El mantra fundamental
del orden hegemónico, del que descienden todos los demás, niega a
priori la viabilidad o incluso la mera existencia de vías alternativas respecto
a la neoliberal (there is no alternative). En este sentido, los apóstoles del
evangelio competitivista liberal-financiero son adoradores y portaestandartes
del «realismo capitalista» codificado por Mark Fisher. Se parecen –con la
imagen de Brecht– a los pintores que cubren de naturalezas muertas las
paredes de una nave que se está hundiendo; contribuyen a fortalecer y
universalizar la sensación generalizada de que el capitalismo, como régimen de
producción y existencia, es el único paradigma social, político y económico
viable y que, en consecuencia, es imposible siquiera imaginar una alternativa
coherente.
A
esta función hegemonizante responden los múltiples «tanques de
pensamiento» (think tanks) liberal-globalistas que, generosamente financiados por
los grupos dominantes, jalonan Occidente: desde el Cato
Institute hasta la Heritage Foundation en Estados Unidos; desde
el Adam Smith Institute hasta el Institute of Economic
Affairs en Gran Bretaña; desde la Mont Pelerin Society, fundada en
Suiza en 1947, hasta las Bilderberg Conferences, iniciadas en Holanda en
1952, o la Trilateral Commission nacida en 1973; sin olvidar a los
“tanks” académicos, como las
universidades Bocconi y LUISS en Italia, o la London
School of Economics y la London Business School en Inglaterra, o
el Insead en Francia y muchos otros repartidos a lo largo y ancho del
planeta. Todos ellos están especializados en propagar las mainstream
economics de tipo neoliberal, la ontología de la intransformabilidad de
lo real, la antropología transhumanista del liberal-progresismo y los
módulos del pensamiento único políticamente correcto.
Los
puntos de referencia de los citados «tanques de pensamiento» son, en el plano
teórico, economistas de ortodoxa fe liberal de la escuela
austriaca (como von Mises y von Hayek), de la escuela
de Friburgo (como Roepke y Eucken) y, sucesivamente, de
la escuela de Chicago (como Frank Knight y Milton
Friedman); que han sostenido y difundido en cada etapa las tesis fundacionales
de la religión económica actual, según las cuales resultan iniciativas funestas
la intervención estatal en la economía, el desarrollo del Estado social y, por
ende, el excesivo poder atribuido a los sindicatos.
Naturalmente,
en la hegemonización neoliberal del espacio político y discursivo, no
es menos relevante el papel desempeñado por los medios de comunicación (radio,
televisión y periódicos), también administrados en régimen monopolístico por
los grupos dominantes. Como hemos recordado en otras ocasiones, el
“campo mediático” del que hablaba Bordieu, esto es, la unión de la
clase dominante y los administradores de las superestructuras, da origen a lo
que Michéa definió como «el Partido de los Medios y del Dinero».
Los
«think tanks«, responsables de reforzar la hegemonía neoliberal y el dominio
simbólico, vehiculan los esquemas de pensamiento de la globalización neoliberal
como el único modelo posible y, al mismo tiempo –a modo de colofón de una
teología económica de la desigualdad sin precedentes–,
expanden científicamente el sentimiento de culpa entre la población.

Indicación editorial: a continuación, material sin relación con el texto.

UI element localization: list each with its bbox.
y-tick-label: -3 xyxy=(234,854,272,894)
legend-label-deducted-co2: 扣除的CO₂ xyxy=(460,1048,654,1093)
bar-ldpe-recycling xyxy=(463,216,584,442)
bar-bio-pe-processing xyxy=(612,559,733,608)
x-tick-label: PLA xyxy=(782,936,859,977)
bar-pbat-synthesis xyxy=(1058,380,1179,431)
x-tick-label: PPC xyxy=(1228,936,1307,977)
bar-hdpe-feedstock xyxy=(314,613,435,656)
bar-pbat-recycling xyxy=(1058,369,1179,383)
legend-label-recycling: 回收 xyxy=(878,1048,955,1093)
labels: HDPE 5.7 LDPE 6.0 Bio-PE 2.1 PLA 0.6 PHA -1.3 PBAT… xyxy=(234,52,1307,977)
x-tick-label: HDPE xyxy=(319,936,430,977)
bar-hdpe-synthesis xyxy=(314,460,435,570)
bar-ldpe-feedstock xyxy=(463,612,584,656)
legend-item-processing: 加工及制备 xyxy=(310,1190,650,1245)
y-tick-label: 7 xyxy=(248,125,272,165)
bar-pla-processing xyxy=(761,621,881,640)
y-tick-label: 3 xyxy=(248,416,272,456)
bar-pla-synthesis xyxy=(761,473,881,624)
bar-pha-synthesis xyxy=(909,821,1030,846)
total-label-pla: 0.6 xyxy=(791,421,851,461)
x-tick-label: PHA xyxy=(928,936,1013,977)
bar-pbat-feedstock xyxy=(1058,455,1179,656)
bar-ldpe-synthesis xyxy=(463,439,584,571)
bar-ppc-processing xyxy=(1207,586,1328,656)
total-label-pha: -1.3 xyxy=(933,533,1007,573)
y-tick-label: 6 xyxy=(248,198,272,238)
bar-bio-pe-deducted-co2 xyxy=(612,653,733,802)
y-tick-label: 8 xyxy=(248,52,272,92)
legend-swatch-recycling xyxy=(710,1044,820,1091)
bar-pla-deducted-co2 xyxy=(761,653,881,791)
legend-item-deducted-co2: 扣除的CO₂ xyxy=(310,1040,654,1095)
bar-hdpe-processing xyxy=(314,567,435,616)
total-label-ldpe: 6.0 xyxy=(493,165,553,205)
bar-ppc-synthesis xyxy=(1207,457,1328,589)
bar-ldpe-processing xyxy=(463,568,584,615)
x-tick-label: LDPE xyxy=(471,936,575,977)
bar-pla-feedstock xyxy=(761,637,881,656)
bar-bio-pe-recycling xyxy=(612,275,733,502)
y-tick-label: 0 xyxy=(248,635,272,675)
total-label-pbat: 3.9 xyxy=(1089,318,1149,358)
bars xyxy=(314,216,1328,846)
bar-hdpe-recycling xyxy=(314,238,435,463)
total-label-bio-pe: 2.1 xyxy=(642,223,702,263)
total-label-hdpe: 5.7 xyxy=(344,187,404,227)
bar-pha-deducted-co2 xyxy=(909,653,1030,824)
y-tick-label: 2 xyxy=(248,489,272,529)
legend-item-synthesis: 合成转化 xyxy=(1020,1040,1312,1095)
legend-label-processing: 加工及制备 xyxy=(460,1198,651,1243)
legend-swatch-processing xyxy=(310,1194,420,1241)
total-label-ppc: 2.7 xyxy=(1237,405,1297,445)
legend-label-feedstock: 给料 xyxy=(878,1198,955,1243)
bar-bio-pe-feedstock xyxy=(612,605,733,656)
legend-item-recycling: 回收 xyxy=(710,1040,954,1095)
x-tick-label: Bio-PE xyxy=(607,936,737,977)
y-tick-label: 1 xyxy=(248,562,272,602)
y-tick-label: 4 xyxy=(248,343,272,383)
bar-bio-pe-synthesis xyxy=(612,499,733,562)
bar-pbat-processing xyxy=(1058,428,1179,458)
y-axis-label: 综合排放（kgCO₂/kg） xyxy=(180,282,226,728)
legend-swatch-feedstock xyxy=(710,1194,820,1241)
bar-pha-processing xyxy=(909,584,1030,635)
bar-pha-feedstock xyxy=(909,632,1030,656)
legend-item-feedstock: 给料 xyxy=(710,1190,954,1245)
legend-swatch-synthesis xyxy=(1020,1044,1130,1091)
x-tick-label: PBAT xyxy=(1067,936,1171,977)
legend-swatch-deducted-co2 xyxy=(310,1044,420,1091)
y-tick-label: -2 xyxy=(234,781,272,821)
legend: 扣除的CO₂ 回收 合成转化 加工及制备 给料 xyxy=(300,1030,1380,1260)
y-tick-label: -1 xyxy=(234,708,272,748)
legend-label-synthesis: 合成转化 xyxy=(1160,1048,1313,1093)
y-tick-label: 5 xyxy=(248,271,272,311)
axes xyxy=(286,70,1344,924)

Hacen creer a quienes sufren la crisis y la embestida neoliberal, que han
contribuido a producirlas y, de hecho, que son los principales responsables de
ellas. Ya advertía Dante, en el Convivio, que «el azote de la fortuna
suele ser muchas veces injustamente imputado al azotado».
En
este horizonte de sentido, entre los teoremas fundamentales de los maîtres
à penser del neoliberalismo figura aquel que asegura que la crisis,
la inestabilidad y la deuda derivan del hecho de que las
clases nacional-populares han vivido injustificadamente durante demasiado
tiempo «por encima de sus posibilidades». Una vez más, los efectos deleznables
del orden neoliberal se atribuyen a la negligencia de quienes más los sufren,
induciéndoles después a aceptar dócilmente la «terapia» de austeridad, de
reducción del gasto público y de recorte salarial. El proyecto político
neoliberal, de agresión desde arriba en perjuicio de los grupos
dominados, se justifica ideológicamente como una inevitable respuesta económica
a su conducta irresponsable. Y, a la par, la ofensiva contra los derechos se
pasa de contrabando como una lucha contra los privilegios de quienes
estaban acostumbrados a «vivir más allá de sus propios recursos». Por esta razón,
siguiendo a Gramsci, el conflicto contra el neoliberalismo debe
necesariamente configurarse también como una batalla cultural librada
contra su hegemonía.
La
clase turbofinanciera de los globalizadores y los banqueros, que cada
vez más aparece y actúa como poseedora del monopolio planetario de
la moneda, genera dinero ex nihilo y, valiéndose de él, sustrae
poder adquisitivo de la sociedad sin darle nada a cambio: rectius, lo
presta con intereses y luego se reembolsa con el dinero producido mediante el
trabajo de la clase dominada nacional-popular.
De
esta manera, la élite turbobancaria se apropia rápidamente de los
activos reales de la sociedad, contraponiendo a las clases que viven de su
propio trabajo, su dominio financiero basado en las nuevas figuras del capital usurario y bancocrático.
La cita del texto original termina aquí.